Enable periodic diagnostics collection:

  1. Set clusterDiags.enabled: true in your StorageCluster specification:

    StorageCluster CR
    spec:
    clusterDiags:
    enabled: true
  2. Apply the updated StorageCluster specification.

Automatic cleanup:

  • Diagnostic CRs: Completed PortworxDiag CRs are automatically deleted by the operator when the next scheduled PortworxDiag CR is created. This doesn't apply to manually created PortworxDiag CRs.
  • Periodic Pod diagnostic tarballs: Periodic Pod diagnostic tarballs (/var/cores/*-periodic-poddiags-*.tar.gz) are cleaned up by the Pure1 phonehome runner. When a new periodic diagnostic tarball is added to a node, tarballs older than two hours are removed. If only one periodic diagnostic tarball exists on a node, it is retained regardless of age until a newer tarball is created. This behavior ensures that at least one periodic diagnostic tarball is always present on each node.

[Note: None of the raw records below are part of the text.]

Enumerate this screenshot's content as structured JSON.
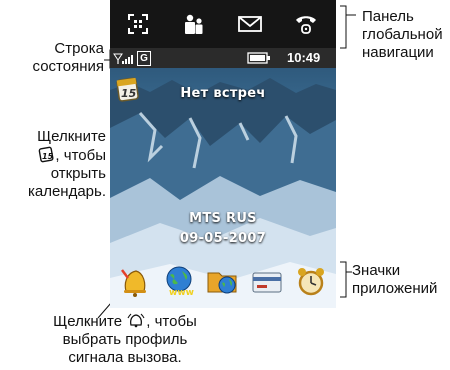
{
  "callouts": {
    "global_nav": [
      "Панель",
      "глобальной",
      "навигации"
    ],
    "status_row": [
      "Строка",
      "состояния"
    ],
    "calendar": [
      "Щелкните",
      ", чтобы",
      "открыть",
      "календарь."
    ],
    "app_icons": [
      "Значки",
      "приложений"
    ],
    "ring_profile_lead": "Щелкните ",
    "ring_profile": [
      ", чтобы",
      "выбрать профиль",
      "сигнала вызова."
    ]
  },
  "phone": {
    "nav_icons": [
      "dialpad-grid-icon",
      "contacts-icon",
      "envelope-icon",
      "phone-handset-icon"
    ],
    "status": {
      "network": "G",
      "time": "10:49"
    },
    "calendar_date": "15",
    "no_meetings": "Нет встреч",
    "operator": "MTS RUS",
    "date": "09-05-2007",
    "app_icons": [
      "bell-icon",
      "globe-www-icon",
      "folder-globe-icon",
      "card-icon",
      "alarm-clock-icon"
    ],
    "app_icon_labels": {
      "browser": "www"
    }
  },
  "colors": {
    "nav_bg": "#151515",
    "status_bg": "#2b2b2b",
    "wallpaper_sky": "#2f5a7d",
    "text": "#111111"
  }
}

How to use diags with support tickets

To resolve a support case, you need to provide your cluster UUID to the Portworx support team. This allows them to retrieve your diags from Pure1 and diagnose the problem in your cluster.

Find your cluster's UUID

Run the following command to get your cluster UUID:

kubectl get storagecluster -n <px-namespace>
NAME                                              CLUSTER UUID                           STATUS   VERSION           AGE
px-cluster-xxxxxxxx-xxxx-xxxx-xxxx-ec53d3ba5b39 xxxxxxxx-xxxx-xxxx-xxxx-b2249dff3501 Online 01d934d_d03a058 26h

Configure the core file path on OpenShift (optional)

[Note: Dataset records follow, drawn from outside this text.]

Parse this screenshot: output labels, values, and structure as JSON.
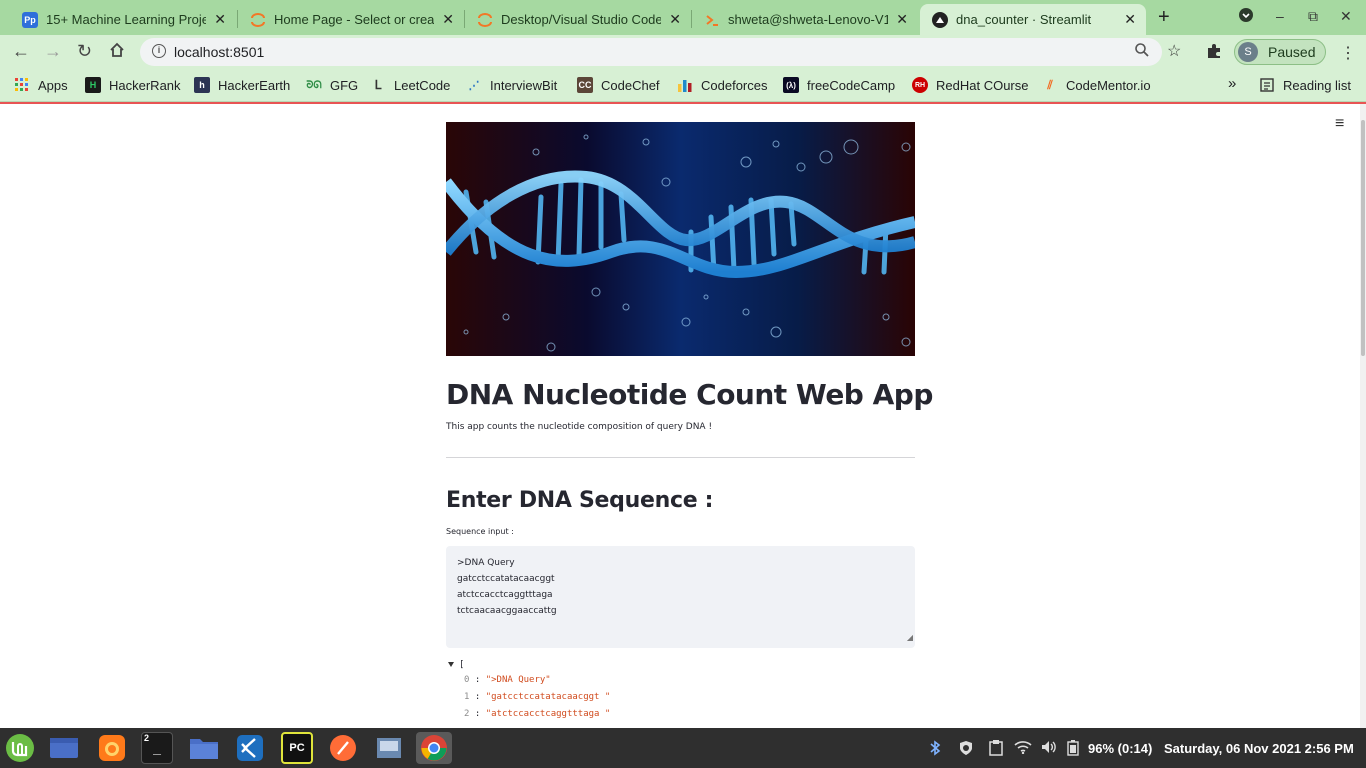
{
  "browser": {
    "tabs": [
      {
        "label": "15+ Machine Learning Proje",
        "favicon": "pp-icon",
        "favicon_text": "Pp",
        "color": "#2f6fda"
      },
      {
        "label": "Home Page - Select or creat",
        "favicon": "jupyter-icon",
        "favicon_text": "",
        "color": "#f37726"
      },
      {
        "label": "Desktop/Visual Studio Code",
        "favicon": "jupyter-icon",
        "favicon_text": "",
        "color": "#f37726"
      },
      {
        "label": "shweta@shweta-Lenovo-V1",
        "favicon": "jupyter-terminal-icon",
        "favicon_text": "",
        "color": "#f37726"
      },
      {
        "label": "dna_counter · Streamlit",
        "favicon": "streamlit-icon",
        "favicon_text": "",
        "color": "#222222"
      }
    ],
    "url": "localhost:8501",
    "profile_initial": "S",
    "profile_label": "Paused",
    "bookmarks": [
      {
        "label": "Apps",
        "icon": "apps-grid-icon"
      },
      {
        "label": "HackerRank",
        "icon": "hackerrank-icon"
      },
      {
        "label": "HackerEarth",
        "icon": "hackerearth-icon"
      },
      {
        "label": "GFG",
        "icon": "gfg-icon"
      },
      {
        "label": "LeetCode",
        "icon": "leetcode-icon"
      },
      {
        "label": "InterviewBit",
        "icon": "interviewbit-icon"
      },
      {
        "label": "CodeChef",
        "icon": "codechef-icon"
      },
      {
        "label": "Codeforces",
        "icon": "codeforces-icon"
      },
      {
        "label": "freeCodeCamp",
        "icon": "freecodecamp-icon"
      },
      {
        "label": "RedHat COurse",
        "icon": "redhat-icon"
      },
      {
        "label": "CodeMentor.io",
        "icon": "codementor-icon"
      }
    ],
    "bookmarks_overflow": "»",
    "reading_list": "Reading list"
  },
  "app": {
    "title": "DNA Nucleotide Count Web App",
    "description": "This app counts the nucleotide composition of query DNA !",
    "section_title": "Enter DNA Sequence :",
    "input_label": "Sequence input :",
    "sequence_lines": [
      ">DNA Query",
      "gatcctccatatacaacggt",
      "atctccacctcaggtttaga",
      "tctcaacaacggaaccattg"
    ],
    "json_bracket": "[",
    "json_items": [
      {
        "index": "0",
        "value": "\">DNA Query\""
      },
      {
        "index": "1",
        "value": "\"gatcctccatatacaacggt \""
      },
      {
        "index": "2",
        "value": "\"atctccacctcaggtttaga \""
      }
    ]
  },
  "taskbar": {
    "apps": [
      {
        "name": "mint-menu-icon",
        "label": "",
        "color": "#6bbd45"
      },
      {
        "name": "show-desktop-icon",
        "label": "",
        "color": "#4a6fc7"
      },
      {
        "name": "firefox-icon",
        "label": "",
        "color": "#ff7a1a"
      },
      {
        "name": "terminal-icon",
        "label": "2",
        "color": "#1a1a1a"
      },
      {
        "name": "files-icon",
        "label": "",
        "color": "#4a6fc7"
      },
      {
        "name": "vscode-icon",
        "label": "",
        "color": "#1e6fbf"
      },
      {
        "name": "pycharm-icon",
        "label": "PC",
        "color": "#111111"
      },
      {
        "name": "postman-icon",
        "label": "",
        "color": "#ff6c37"
      },
      {
        "name": "virtualbox-icon",
        "label": "",
        "color": "#6a89b0"
      },
      {
        "name": "chrome-icon",
        "label": "",
        "color": "#db4437"
      }
    ],
    "battery": "96% (0:14)",
    "datetime": "Saturday, 06 Nov 2021  2:56 PM"
  }
}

On OpenShift clusters, if you want core files to be written to /var/cores, configure the kernel core dump path by using a MachineConfig resource. Portworx Enterprise sets a default core path automatically, but you can override it if required.
Apply the following MachineConfig to set the core dump location on all worker nodes:

apiVersion: machineconfiguration.openshift.io/v1
kind: MachineConfig
metadata:
name: 99-worker-core-pattern
labels:
machineconfiguration.openshift.io/role: worker
spec:
config:
ignition:
version: 3.2.0
storage:
files:
- path: /etc/sysctl.d/99-core-pattern.conf
mode: 0644
contents:
source: data:text/plain;charset=utf-8,kernel.core_pattern=/var/cores/core-%25e-sig%25s-user%25u-group%25g-pid%25p-time%25t

This configuration sets the core_pattern sysctl so that core dumps are written to /var/cores with the format:
core-<executable>-sig<signal>-user<uid>-group<gid>-pid<pid>-time<timestamp>

note

Applying this MachineConfig triggers a rolling reboot of worker nodes through the Machine Config Operator. Ensure sufficient cluster capacity before applying it.